US 11,657,307 B1
Data lake-based text generation and data augmentation for machine learning training
Sravan Babu Bodapati, Bellevue, WA (US); Rishita Rajal Anubhai, Seattle, WA (US); Georgiana Dinu, New York, NY (US); and Yaser Al-Onaizan, Cortlandt Manor, NY (US)
Assigned to Amazon Technologies, Inc., Seattle, WA (US)
Filed by Amazon Technologies, Inc., Seattle, WA (US)
Filed on Nov. 27, 2019, as Appl. No. 16/697,747.
Int. Cl.

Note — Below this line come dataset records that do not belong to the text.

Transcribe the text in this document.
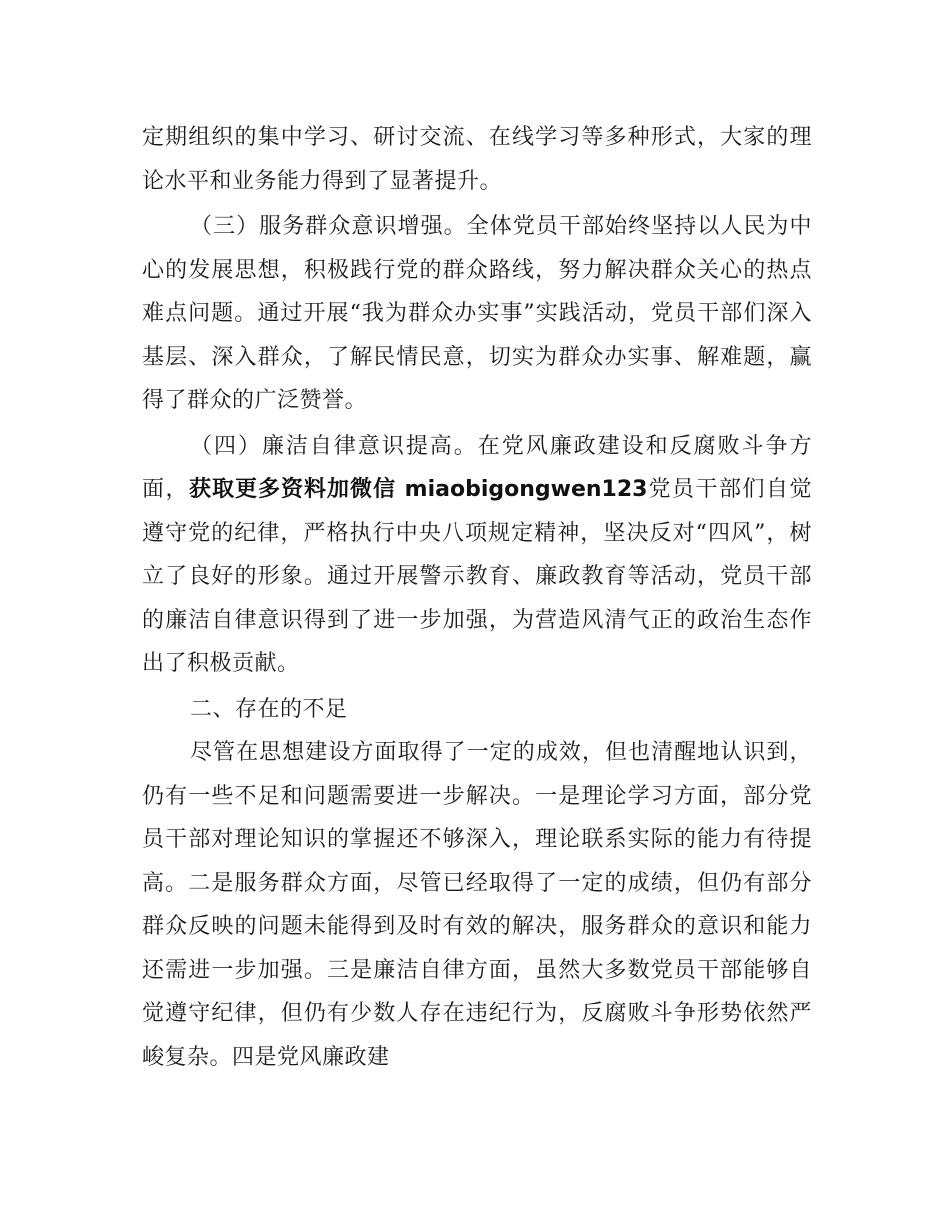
定期组织的集中学习、研讨交流、在线学习等多种形式，大家的理论水平和业务能力得到了显著提升。

（三）服务群众意识增强。全体党员干部始终坚持以人民为中心的发展思想，积极践行党的群众路线，努力解决群众关心的热点难点问题。通过开展“我为群众办实事”实践活动，党员干部们深入基层、深入群众，了解民情民意，切实为群众办实事、解难题，赢得了群众的广泛赞誉。

（四）廉洁自律意识提高。在党风廉政建设和反腐败斗争方面，获取更多资料加微信 miaobigongwen123党员干部们自觉遵守党的纪律，严格执行中央八项规定精神，坚决反对“四风”，树立了良好的形象。通过开展警示教育、廉政教育等活动，党员干部的廉洁自律意识得到了进一步加强，为营造风清气正的政治生态作出了积极贡献。

二、存在的不足

尽管在思想建设方面取得了一定的成效，但也清醒地认识到，仍有一些不足和问题需要进一步解决。一是理论学习方面，部分党员干部对理论知识的掌握还不够深入，理论联系实际的能力有待提高。二是服务群众方面，尽管已经取得了一定的成绩，但仍有部分群众反映的问题未能得到及时有效的解决，服务群众的意识和能力还需进一步加强。三是廉洁自律方面，虽然大多数党员干部能够自觉遵守纪律，但仍有少数人存在违纪行为，反腐败斗争形势依然严峻复杂。四是党风廉政建
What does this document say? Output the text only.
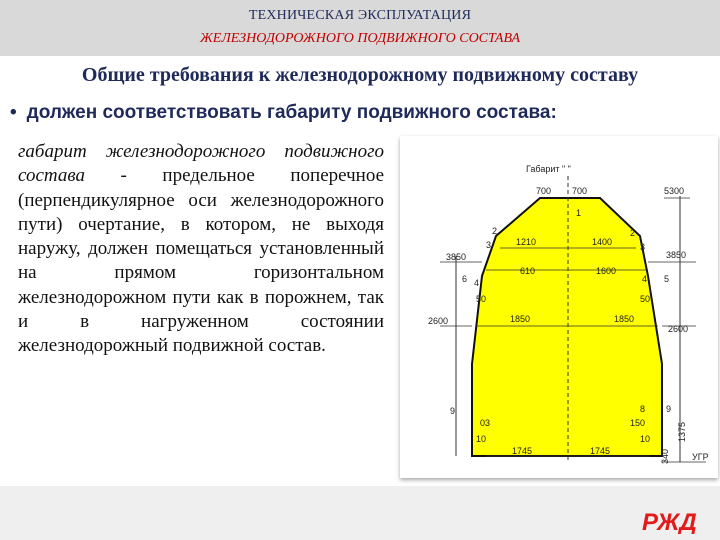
ТЕХНИЧЕСКАЯ ЭКСПЛУАТАЦИЯ
ЖЕЛЕЗНОДОРОЖНОГО ПОДВИЖНОГО СОСТАВА
Общие требования к железнодорожному подвижному составу
• должен соответствовать габариту подвижного состава:
габарит железнодорожного подвижного состава - предельное поперечное (перпендикулярное оси железнодорожного пути) очертание, в котором, не выходя наружу, должен помещаться установленный на прямом горизонтальном железнодорожном пути как в порожнем, так и в нагруженном состоянии железнодорожный подвижной состав.
Габарит " "
700 700	5300
1210	1400
3850	3850
610	1600
2600
2600
1850	1850
1745	1745
150	1375
340 УГР
50	50
03
10	10
1
2	2
3	3
4	4 5
6
8
9	9
РЖД
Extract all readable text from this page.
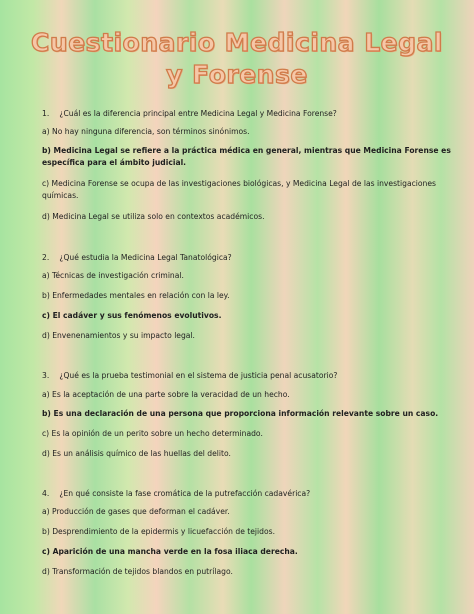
Cuestionario Medicina Legal
y Forense
1. ¿Cuál es la diferencia principal entre Medicina Legal y Medicina Forense?
a) No hay ninguna diferencia, son términos sinónimos.
b) Medicina Legal se refiere a la práctica médica en general, mientras que Medicina Forense es específica para el ámbito judicial.
c) Medicina Forense se ocupa de las investigaciones biológicas, y Medicina Legal de las investigaciones químicas.
d) Medicina Legal se utiliza solo en contextos académicos.
2. ¿Qué estudia la Medicina Legal Tanatológica?
a) Técnicas de investigación criminal.
b) Enfermedades mentales en relación con la ley.
c) El cadáver y sus fenómenos evolutivos.
d) Envenenamientos y su impacto legal.
3. ¿Qué es la prueba testimonial en el sistema de justicia penal acusatorio?
a) Es la aceptación de una parte sobre la veracidad de un hecho.
b) Es una declaración de una persona que proporciona información relevante sobre un caso.
c) Es la opinión de un perito sobre un hecho determinado.
d) Es un análisis químico de las huellas del delito.
4. ¿En qué consiste la fase cromática de la putrefacción cadavérica?
a) Producción de gases que deforman el cadáver.
b) Desprendimiento de la epidermis y licuefacción de tejidos.
c) Aparición de una mancha verde en la fosa iliaca derecha.
d) Transformación de tejidos blandos en putrílago.
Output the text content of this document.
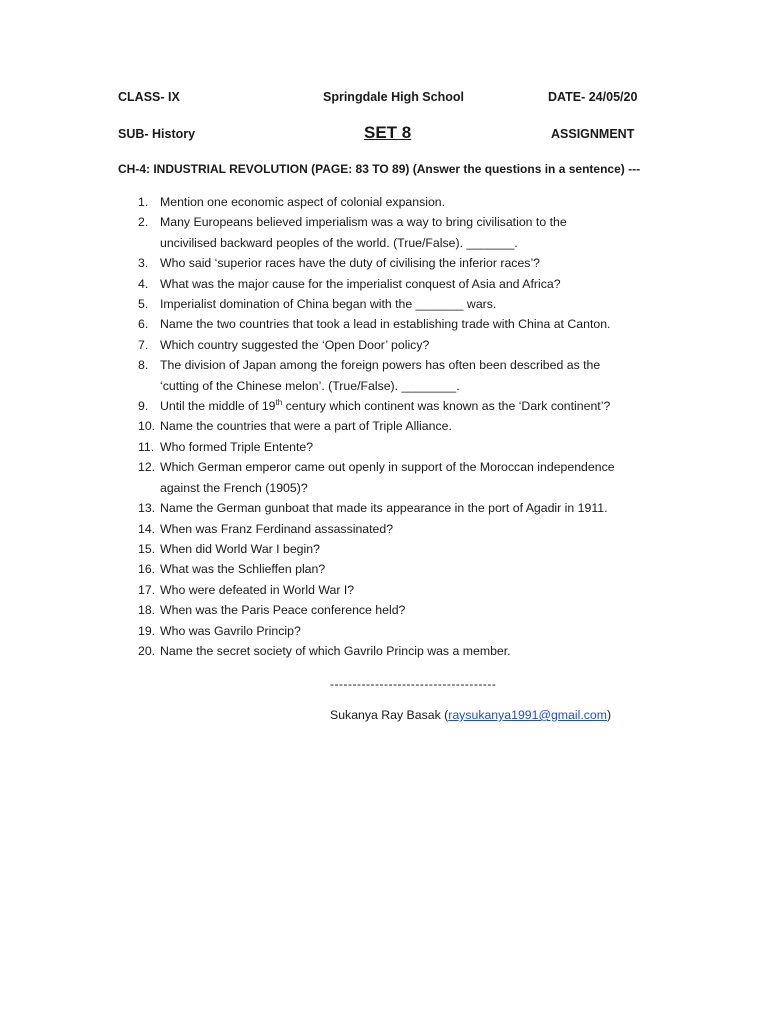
CLASS- IX	Springdale High School	DATE- 24/05/20
SUB- History	SET 8	ASSIGNMENT
CH-4: INDUSTRIAL REVOLUTION (PAGE: 83 TO 89) (Answer the questions in a sentence) ---
1. Mention one economic aspect of colonial expansion.
2. Many Europeans believed imperialism was a way to bring civilisation to the
uncivilised backward peoples of the world. (True/False). _______.
3. Who said ‘superior races have the duty of civilising the inferior races’?
4. What was the major cause for the imperialist conquest of Asia and Africa?
5. Imperialist domination of China began with the _______ wars.
6. Name the two countries that took a lead in establishing trade with China at Canton.
7. Which country suggested the ‘Open Door’ policy?
8. The division of Japan among the foreign powers has often been described as the
‘cutting of the Chinese melon’. (True/False). ________.
9. Until the middle of 19th century which continent was known as the ‘Dark continent’?
10. Name the countries that were a part of Triple Alliance.
11. Who formed Triple Entente?
12. Which German emperor came out openly in support of the Moroccan independence
against the French (1905)?
13. Name the German gunboat that made its appearance in the port of Agadir in 1911.
14. When was Franz Ferdinand assassinated?
15. When did World War I begin?
16. What was the Schlieffen plan?
17. Who were defeated in World War I?
18. When was the Paris Peace conference held?
19. Who was Gavrilo Princip?
20. Name the secret society of which Gavrilo Princip was a member.
-------------------------------------
Sukanya Ray Basak (raysukanya1991@gmail.com)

G06N 5/043 (2023.01); G06N 20/00 (2019.01); G06F 40/20 (2020.01); G06V 30/40 (2022.01); G06F 18/22 (2023.01); G06F 18/214 (2023.01)
CPC G06N 5/043 (2013.01) [G06F 18/22 (2023.01); G06F 40/20 (2020.01); G06N 20/00 (2019.01); G06V 30/40 (2022.01); G06F 18/214 (2023.01)] 20 Claims
OG exemplary drawing
 
1. A computer-implemented method comprising:
receiving, at a service of a multi-tenant provider network from a computing device of a user located outside the multi-tenant provider network, a first plurality of documents and a first plurality of labels;
storing the first plurality of documents and the first plurality of labels at one or more storage locations within the multi-tenant provider network;
receiving, from the computing device, a request originated by the computing device of the user to create a document classifier, the request identifying the one or more storage locations;
generating a second plurality of documents and a second plurality of labels based at least in part on the first plurality of documents, the first plurality of labels, and a repository of documents, wherein at least one document of the second plurality of documents does not exist within both the first plurality of documents and the repository of documents;
training a machine learning (ML) model using a training dataset comprising at least the first plurality of documents, the first plurality of labels, the second plurality of documents, and the second plurality of labels; and
hosting the ML model within the multi-tenant provider network in association with an endpoint;
receiving an inference request at the endpoint;
generating, by the ML model, an inference based on the inference request; and
transmitting the inference to a client application or to a storage location.